The problem that occurred is that bringing them out of the kitchen and onto your laps interrupted the bonding process and set them back. I would suggest not doing that and keeping to the bonding area. What happens when you move them is that they will sometimes look at this as completely new territory, which means they then have to reestablish the pecking order and dominance. It's not unusual for moving newly bonded or partially bonded rabbits to a new area, causing a fight to erupt.

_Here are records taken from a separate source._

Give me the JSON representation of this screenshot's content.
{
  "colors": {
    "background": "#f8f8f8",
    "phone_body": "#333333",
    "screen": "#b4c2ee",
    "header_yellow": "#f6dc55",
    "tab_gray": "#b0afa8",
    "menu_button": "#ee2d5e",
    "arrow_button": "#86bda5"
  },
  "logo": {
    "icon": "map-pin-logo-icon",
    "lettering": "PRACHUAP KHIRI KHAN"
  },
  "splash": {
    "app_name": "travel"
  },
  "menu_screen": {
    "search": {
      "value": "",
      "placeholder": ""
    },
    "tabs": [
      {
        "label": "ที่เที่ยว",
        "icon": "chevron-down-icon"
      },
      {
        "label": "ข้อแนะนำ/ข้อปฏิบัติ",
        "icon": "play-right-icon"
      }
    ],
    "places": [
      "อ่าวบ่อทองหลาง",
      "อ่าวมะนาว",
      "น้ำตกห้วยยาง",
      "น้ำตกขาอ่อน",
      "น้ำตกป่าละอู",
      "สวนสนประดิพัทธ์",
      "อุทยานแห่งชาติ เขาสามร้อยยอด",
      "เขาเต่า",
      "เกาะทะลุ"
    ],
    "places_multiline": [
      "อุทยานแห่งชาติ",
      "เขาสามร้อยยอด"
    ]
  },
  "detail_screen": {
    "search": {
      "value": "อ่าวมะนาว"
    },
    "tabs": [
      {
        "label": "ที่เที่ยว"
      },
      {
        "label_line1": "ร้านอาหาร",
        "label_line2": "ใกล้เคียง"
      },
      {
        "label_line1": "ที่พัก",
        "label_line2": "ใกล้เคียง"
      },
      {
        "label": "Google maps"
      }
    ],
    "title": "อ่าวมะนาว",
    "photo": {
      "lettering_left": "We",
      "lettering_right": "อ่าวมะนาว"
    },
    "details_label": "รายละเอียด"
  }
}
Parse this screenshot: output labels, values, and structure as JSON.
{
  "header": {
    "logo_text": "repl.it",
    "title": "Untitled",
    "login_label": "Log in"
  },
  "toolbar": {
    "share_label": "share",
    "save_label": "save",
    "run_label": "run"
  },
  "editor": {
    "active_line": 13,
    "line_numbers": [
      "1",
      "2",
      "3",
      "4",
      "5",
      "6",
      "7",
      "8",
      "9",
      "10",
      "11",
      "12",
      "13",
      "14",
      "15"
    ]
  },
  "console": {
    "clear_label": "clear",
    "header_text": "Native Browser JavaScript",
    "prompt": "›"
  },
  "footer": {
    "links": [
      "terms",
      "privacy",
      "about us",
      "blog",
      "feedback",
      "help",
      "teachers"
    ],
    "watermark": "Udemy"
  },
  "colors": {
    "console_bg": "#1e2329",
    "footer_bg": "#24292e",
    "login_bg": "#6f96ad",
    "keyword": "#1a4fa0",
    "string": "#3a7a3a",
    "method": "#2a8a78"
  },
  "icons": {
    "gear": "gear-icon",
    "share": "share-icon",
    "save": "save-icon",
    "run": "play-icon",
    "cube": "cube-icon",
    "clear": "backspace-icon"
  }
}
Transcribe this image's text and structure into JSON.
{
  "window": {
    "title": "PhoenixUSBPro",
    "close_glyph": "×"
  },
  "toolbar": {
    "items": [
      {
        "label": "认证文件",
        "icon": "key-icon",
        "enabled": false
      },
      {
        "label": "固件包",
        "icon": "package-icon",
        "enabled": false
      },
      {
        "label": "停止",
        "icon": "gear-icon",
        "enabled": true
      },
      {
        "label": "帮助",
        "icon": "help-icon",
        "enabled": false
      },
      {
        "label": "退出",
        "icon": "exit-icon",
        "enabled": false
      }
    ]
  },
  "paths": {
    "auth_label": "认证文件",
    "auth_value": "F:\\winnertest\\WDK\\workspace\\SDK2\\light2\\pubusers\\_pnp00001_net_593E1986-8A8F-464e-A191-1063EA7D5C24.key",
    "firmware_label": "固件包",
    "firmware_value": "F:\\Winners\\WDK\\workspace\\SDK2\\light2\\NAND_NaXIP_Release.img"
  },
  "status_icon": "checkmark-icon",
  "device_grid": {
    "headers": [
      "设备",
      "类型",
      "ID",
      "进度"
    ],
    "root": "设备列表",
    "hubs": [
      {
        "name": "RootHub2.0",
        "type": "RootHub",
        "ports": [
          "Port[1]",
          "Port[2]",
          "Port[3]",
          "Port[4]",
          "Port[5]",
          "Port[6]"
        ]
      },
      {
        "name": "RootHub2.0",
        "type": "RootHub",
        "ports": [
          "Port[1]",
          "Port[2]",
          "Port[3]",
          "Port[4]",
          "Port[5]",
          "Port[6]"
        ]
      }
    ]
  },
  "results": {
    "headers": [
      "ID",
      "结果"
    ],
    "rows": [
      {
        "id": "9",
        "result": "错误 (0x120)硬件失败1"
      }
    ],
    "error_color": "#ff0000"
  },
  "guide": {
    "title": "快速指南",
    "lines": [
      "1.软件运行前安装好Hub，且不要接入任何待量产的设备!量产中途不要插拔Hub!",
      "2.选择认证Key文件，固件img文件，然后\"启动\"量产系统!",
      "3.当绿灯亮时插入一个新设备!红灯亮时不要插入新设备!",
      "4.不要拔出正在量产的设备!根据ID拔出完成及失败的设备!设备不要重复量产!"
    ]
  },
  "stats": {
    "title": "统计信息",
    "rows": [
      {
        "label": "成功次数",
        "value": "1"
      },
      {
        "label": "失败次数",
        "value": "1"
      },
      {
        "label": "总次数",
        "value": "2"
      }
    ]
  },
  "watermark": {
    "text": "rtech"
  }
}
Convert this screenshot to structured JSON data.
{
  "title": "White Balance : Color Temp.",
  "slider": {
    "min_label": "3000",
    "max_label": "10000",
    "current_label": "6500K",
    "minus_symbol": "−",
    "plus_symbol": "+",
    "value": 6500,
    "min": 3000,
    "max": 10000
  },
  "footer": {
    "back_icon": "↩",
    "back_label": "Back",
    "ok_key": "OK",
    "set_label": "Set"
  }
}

You may be able to continue with the bonding still. You would just have to see how they respond to each other when back in the kitchen, carefully watching for signs of aggression and ready to separate immediately before an injury can occur. If they do seem too aggressive and on the verge of fighting, you will likely have to do the complete separation for several weeks, that Imbrium suggested. If they seem ok and not overly aggressive, I would continue there and not move them to new territory until completely bonded. And even then, if their permanent home is going to be somewhere else besides in your kitchen or home, and you move them after they are fully bonded, this can sometimes cause a disruption in the bond and fighting. If this happens then what has to be done is either making their permanent home completely neutral and doing the bonding there, or gradually moving or expanding their space to their new home.
There are two methods of bonding, the fast and slow method. The slow method involves daily bunny dates with separation after. The fast method is putting them in the bonding area and not stopping until they are bonded(usually 24-48 hours, though can take longer). The problem with the slow method is that for some rabbits the constant separation after the date, can affect any progress that is made in establishing their pecking order and working out the relationship between then. When this happens it basically is like you are starting over and not making any progress in their relationship. It can even start to get worse and harder. The issue with the fast method is that some rabbits do better having time to gradually get used to another rabbit, and throwing them in together without a break can sometimes be too stressful of an experience. You will have to determine which bonding method best suits your two rabbits.
There is also the option of using a small space(2x2, 3x3) for the bonding or a larger area. Usually a smaller space is needed when you have rabbits that need to have close proximity to get to know one another faster, and would just avoid each other if a larger space is used. Using a larger area is better for rabbits that need some space and time to get to know one another, and that having too small a space is too confrontational for them. Again, you have to determine which is best for your individual rabbits.
Keep in mind that though it is possible they could rebond, it's also possible they won't. Some rabbits just absolutely hate each other, and there's not much you can do about that. I would suggest reading through these bonding links below. There are certain signs of aggression that will let you know if they aren't likely to get along, and could actually risk serious injury occurring if bonding attempts are continued. Also if all else fails, you may be able to find a rescue or bonding service in your country, that will assist or do the bonding for you.